После недолгого раздумья старый Сакаи внезапно с размаху хлопнул себя по колену.

– Знаешь что, давай сделаем так. Брат твоего мужа, как бишь его… Да вот этот, что живет в Токио, ну, врач, который сделал такую карьеру…

– Аояги?

– Вот, вот, вот, этот самый Аояги… Напиши сама этому Аояги… Мне неудобно… Напиши, что, мол, так и так, хотелось бы вызвать домой Сусуму, но сама ты затрудняешься сделать это и просишь его, не поможет ли он ускорить возвращение племянника, как будто это он сам придумал? Попроси-ка его, а? Сусуму уже взрослый. Он, конечно, сумеет сам раздобыть себе денег на дорогу и приедет домой.

3

Все вышло так, как придумал старый Сакаи. Письмо пошло из Коею в Токио, к Аояги, от Аояги – в Кэмбридж к Сусуму и побудило его немедленно собраться в дорогу.

Все дальше и дальше на запад путешествовало письмо, а тем временем бурный, полный событий двадцатый год эры Мэйдзи близился к окончанию.
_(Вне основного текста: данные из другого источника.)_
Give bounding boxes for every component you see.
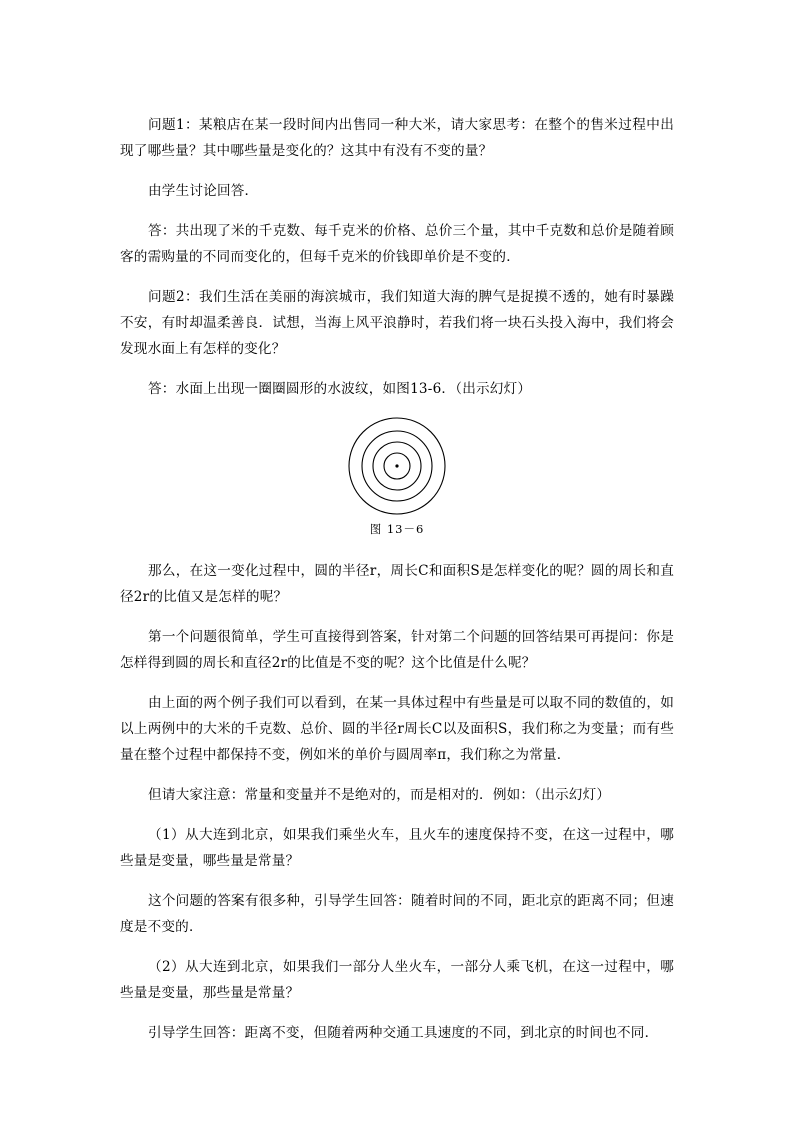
- ripple-figure: [120, 416, 674, 536]
- example-2-paragraph: （2）从大连到北京，如果我们一部分人坐火车，一部分人乘飞机，在这一过程中，哪些量是变量，那些量是常量？: [120, 959, 674, 1001]
- question-2-paragraph: 问题2：我们生活在美丽的海滨城市，我们知道大海的脾气是捉摸不透的，她有时暴躁不安，有时却温柔善良．试想，当海上风平浪静时，若我们将一块石头投入海中，我们将会发现水面上有怎样的变化？: [120, 289, 674, 357]
- answer-1-paragraph: 答：共出现了米的千克数、每千克米的价格、总价三个量，其中千克数和总价是随着顾客的需购量的不同而变化的，但每千克米的价钱即单价是不变的．: [120, 223, 674, 265]
- example-2-answer-paragraph: 引导学生回答：距离不变，但随着两种交通工具速度的不同，到北京的时间也不同．: [148, 1025, 659, 1041]
- circle-question-paragraph: 那么，在这一变化过程中，圆的半径r，周长C和面积S是怎样变化的呢？圆的周长和直径2r的比值又是怎样的呢？: [120, 563, 674, 605]
- answer-2-paragraph: 答：水面上出现一圈圈圆形的水波纹，如图13-6．（出示幻灯）: [148, 381, 532, 397]
- example-1-paragraph: （1）从大连到北京，如果我们乘坐火车，且火车的速度保持不变，在这一过程中，哪些量是变量，哪些量是常量？: [120, 827, 674, 869]
- example-1-answer-paragraph: 这个问题的答案有很多种，引导学生回答：随着时间的不同，距北京的距离不同；但速度是不变的．: [120, 893, 674, 935]
- question-1-paragraph: 问题1：某粮店在某一段时间内出售同一种大米，请大家思考：在整个的售米过程中出现了哪些量？其中哪些量是变化的？这其中有没有不变的量？: [120, 117, 674, 159]
- ripple-center-dot: [395, 464, 398, 467]
- concentric-circles-diagram: [347, 416, 447, 516]
- follow-up-question-paragraph: 第一个问题很简单，学生可直接得到答案，针对第二个问题的回答结果可再提问：你是怎样得到圆的周长和直径2r的比值是不变的呢？这个比值是什么呢？: [120, 629, 674, 671]
- figure-caption: 图 13－6: [369, 522, 425, 536]
- document-body: [120, 112, 674, 1060]
- relative-note-paragraph: 但请大家注意：常量和变量并不是绝对的，而是相对的．例如：（出示幻灯）: [148, 787, 611, 803]
- definition-paragraph: 由上面的两个例子我们可以看到，在某一具体过程中有些量是可以取不同的数值的，如以上两例中的大米的千克数、总价、圆的半径r周长C以及面积S，我们称之为变量；而有些量在整个过程中都保持不变，例如米的单价与圆周率π，我们称之为常量．: [120, 695, 674, 763]
- student-discussion-paragraph: 由学生讨论回答．: [148, 183, 259, 199]
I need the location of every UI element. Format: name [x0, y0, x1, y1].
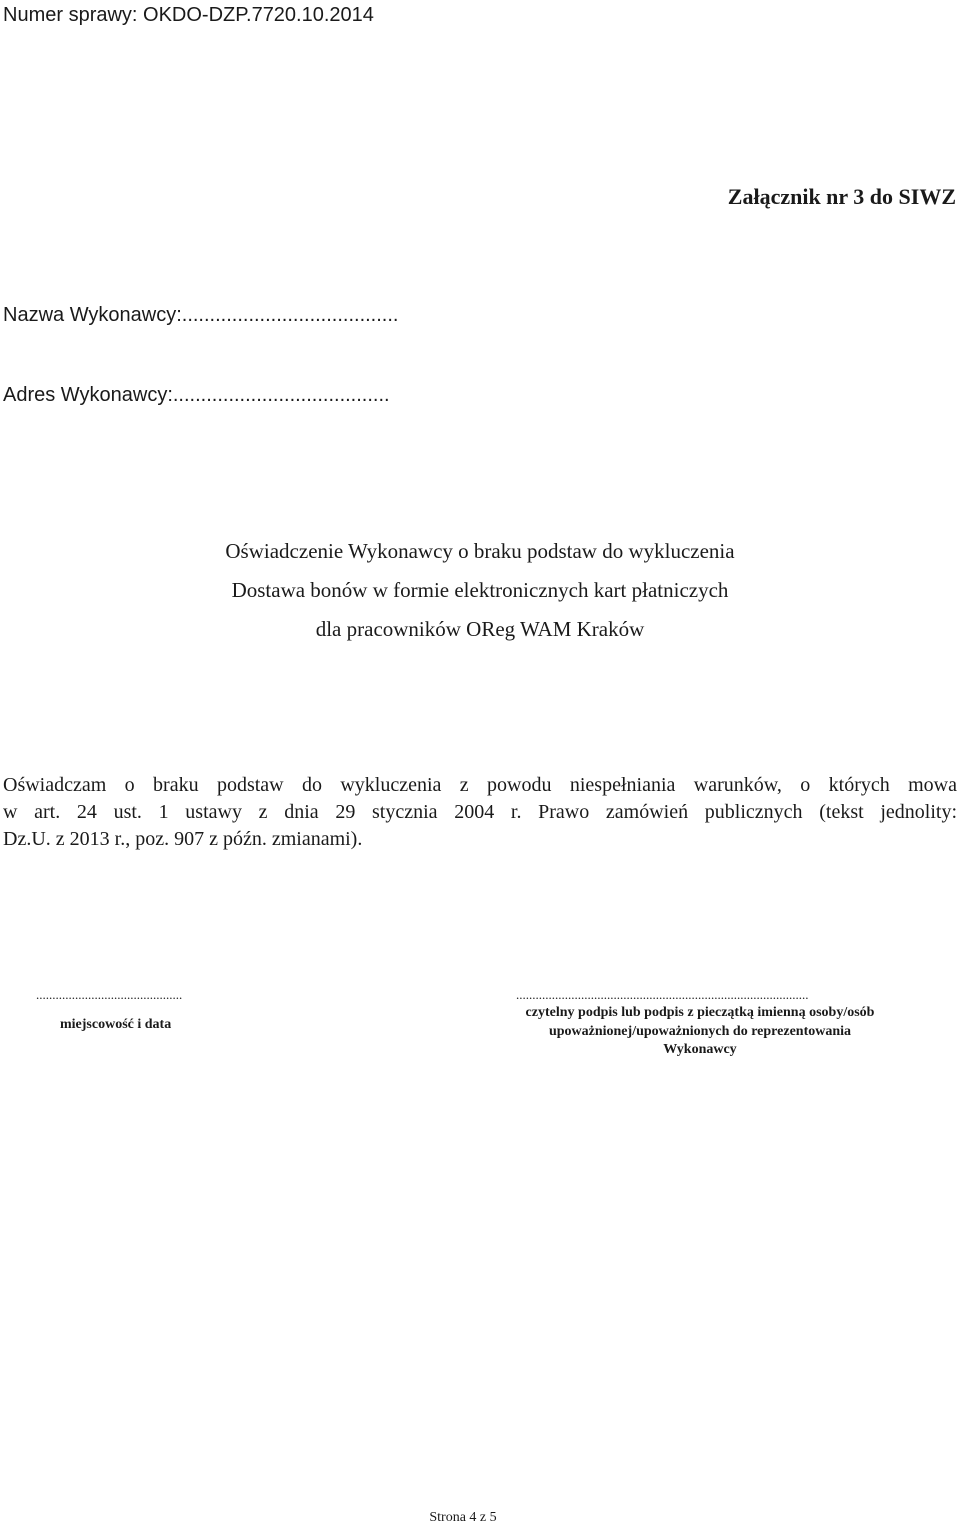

Холодом и беспредельным унынием окружила зима убогую хижину, которую старый Хигаси считал своим замком Тихая.[188] Перелом руки из-за старческого возраста не заживал так скоро, как сулил врач, сильная боль, усилившаяся вместе с наступлением холодов, мешала старому Хигаси спокойно спать по ночам, у него болели все суставы, чего раньше с ним не бывало, все ему было невкусно, самочувствие ухудшилось, и деревенские жители, навещавшие старика, с тревогой убеждались, что больной день ото дня выглядит все хуже и хуже.

И сам старый Хигаси тоже замечал, что жизненная энергия его с каждым днем угасает. Он пытался собраться с духом, говоря себе, что ему ведь нет еще шестидесяти лет, а это еще не такой возраст, когда; люди считаются дряхлыми, и хотя он сед, слеп и калека, слишком обидно было бы сейчас распрощаться с жизнью. Но он сам не мог не отдавать себе отчет в своем состоянии – топлива осталось мало, запаса, чтобы поддержать огонь, не было, и оставалось только ждать, когда догорят последние головешки. Значит, когда это произойдет, наступит беспредельный мрак? Жена недоумевала, отчего это муж, всегда такой вспыльчивый, стал в последнее время удивительно молчаливым и целыми днями не произносит ни слова.

вернуться

188

Тихая – замок Тихая. Построенный на склоне горы Конгосан на стыке нынешних префектур Нара и Осака в центральной Японии, этот замок во время так называемой «войны Севера и Юга» (XIV в.) служил оплотом южной коалиции феодалов во главе с Кусуноки. В переносном смысле – недоступная твердыня, цитадель верности и неподкупности.